Dr. Stewart came in this morning and told me that we are going to discontinue the continuous nebulizer treatments and move down to doing them every two hours. This is great news! First, it means that he doesn’t have to wear that alien hood that he has had on for several days. And, more importantly, it means that he is showing improvement!!
And, it means that when I want to hold him (all the time), I won’t have to fight with the nebulizer tube. I am very encouraged by this news. His lungs are sounding a lot more clear and he isn’t wheezing quite as much. If he does well with the nebulizer treatments every two hours, they will try reducing the flow on the vapotherm (humidified, heated, pressurized oxygen).
They are also increasing his tube feedings to give him some more calories and nutrients to see how he handles it. He had been doing fine, so they just want to see him continue that way with a little bit of a faster rate of feeding.

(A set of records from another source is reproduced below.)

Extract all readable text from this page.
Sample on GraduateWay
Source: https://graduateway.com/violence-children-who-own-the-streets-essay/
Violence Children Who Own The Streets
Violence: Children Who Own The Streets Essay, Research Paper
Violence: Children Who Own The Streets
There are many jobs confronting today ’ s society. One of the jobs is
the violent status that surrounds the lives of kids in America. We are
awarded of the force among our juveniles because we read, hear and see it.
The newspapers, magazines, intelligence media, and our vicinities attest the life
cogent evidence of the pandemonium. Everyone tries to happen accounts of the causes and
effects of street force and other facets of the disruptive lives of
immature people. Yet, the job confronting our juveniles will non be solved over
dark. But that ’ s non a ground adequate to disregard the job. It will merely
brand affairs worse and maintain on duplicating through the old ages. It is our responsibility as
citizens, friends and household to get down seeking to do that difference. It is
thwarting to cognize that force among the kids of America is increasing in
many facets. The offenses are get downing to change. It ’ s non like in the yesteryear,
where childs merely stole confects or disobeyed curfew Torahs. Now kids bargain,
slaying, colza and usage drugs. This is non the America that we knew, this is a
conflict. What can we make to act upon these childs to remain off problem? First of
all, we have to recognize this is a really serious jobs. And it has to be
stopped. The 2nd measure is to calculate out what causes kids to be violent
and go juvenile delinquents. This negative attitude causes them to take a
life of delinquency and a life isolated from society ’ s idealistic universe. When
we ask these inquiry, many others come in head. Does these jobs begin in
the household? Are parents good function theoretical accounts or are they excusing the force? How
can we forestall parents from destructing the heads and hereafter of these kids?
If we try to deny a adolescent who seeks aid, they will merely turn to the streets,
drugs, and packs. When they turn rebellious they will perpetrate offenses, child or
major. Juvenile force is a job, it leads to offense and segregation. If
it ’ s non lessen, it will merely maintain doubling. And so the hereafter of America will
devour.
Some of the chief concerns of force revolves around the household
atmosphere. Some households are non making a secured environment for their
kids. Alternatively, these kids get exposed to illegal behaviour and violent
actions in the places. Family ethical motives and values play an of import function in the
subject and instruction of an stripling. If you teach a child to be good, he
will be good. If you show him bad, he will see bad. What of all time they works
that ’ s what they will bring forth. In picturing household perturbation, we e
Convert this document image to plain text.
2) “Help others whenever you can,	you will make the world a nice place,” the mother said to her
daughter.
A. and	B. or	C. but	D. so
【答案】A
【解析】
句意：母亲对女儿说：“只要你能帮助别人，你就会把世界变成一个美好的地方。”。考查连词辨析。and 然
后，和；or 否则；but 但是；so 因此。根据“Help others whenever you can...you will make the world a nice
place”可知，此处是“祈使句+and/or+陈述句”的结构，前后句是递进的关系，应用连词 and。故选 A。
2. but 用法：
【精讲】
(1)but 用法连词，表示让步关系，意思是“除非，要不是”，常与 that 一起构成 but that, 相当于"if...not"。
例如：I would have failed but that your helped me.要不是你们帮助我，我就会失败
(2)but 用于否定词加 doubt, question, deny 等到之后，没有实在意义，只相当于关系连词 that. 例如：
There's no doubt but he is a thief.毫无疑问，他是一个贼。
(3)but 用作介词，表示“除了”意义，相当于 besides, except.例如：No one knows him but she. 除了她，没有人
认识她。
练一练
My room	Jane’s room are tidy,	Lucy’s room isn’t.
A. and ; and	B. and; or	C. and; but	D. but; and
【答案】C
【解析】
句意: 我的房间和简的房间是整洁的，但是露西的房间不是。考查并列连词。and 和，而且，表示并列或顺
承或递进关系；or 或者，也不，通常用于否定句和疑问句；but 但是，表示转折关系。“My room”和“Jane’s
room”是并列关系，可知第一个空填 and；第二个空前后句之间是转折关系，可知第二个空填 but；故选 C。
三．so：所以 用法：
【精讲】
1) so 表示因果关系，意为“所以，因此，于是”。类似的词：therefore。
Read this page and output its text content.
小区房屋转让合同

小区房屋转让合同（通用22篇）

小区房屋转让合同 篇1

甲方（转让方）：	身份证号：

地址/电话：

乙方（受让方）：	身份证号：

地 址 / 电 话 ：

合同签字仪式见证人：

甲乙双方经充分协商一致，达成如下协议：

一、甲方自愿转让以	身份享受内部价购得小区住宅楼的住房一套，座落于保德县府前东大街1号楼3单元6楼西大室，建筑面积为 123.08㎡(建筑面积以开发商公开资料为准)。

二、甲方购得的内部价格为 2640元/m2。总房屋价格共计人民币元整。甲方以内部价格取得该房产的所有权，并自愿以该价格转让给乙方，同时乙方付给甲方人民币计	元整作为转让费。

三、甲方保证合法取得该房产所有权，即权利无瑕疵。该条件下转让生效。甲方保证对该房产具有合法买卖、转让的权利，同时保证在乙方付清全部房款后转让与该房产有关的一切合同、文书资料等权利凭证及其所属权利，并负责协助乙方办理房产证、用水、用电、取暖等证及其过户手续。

More good news…the doctor has discontinued his antibiotics. Logan completed a full treatment of two different antibiotics to treat a strep infection. And with the end of the antibiotics comes the end of the central line!!! The nurse took it out this morning. I am so glad that is out. It means that he doesn’t have any access to his circulatory system. No way to give him intravenous fluids. He is going to have to take all his nutrients by mouth!!
Right now, the only treatment keeping us in the PICU is the vapotherm treatments. It is a treatment that needs to be more closely monitored than what is possible outside of the PICU. Hopefully they will be able to wean him off that machine today and maybe we can be back in Peds tonight or tomorrow!
Wanna know how to tell when you’ve been in the hospital too long?
We have had such a great support system through this ordeal. People have been praying and bringing me food and snacks so that I don’t have to eat hospital food. It has been great to have some visitors to break up the monotony of spending all my time in this small hospital room.
Today, pray that Logan does well with the less frequent nebulizer treatments and that we will be able to successfully wean off the vapotherm. I want to go home this weekend!!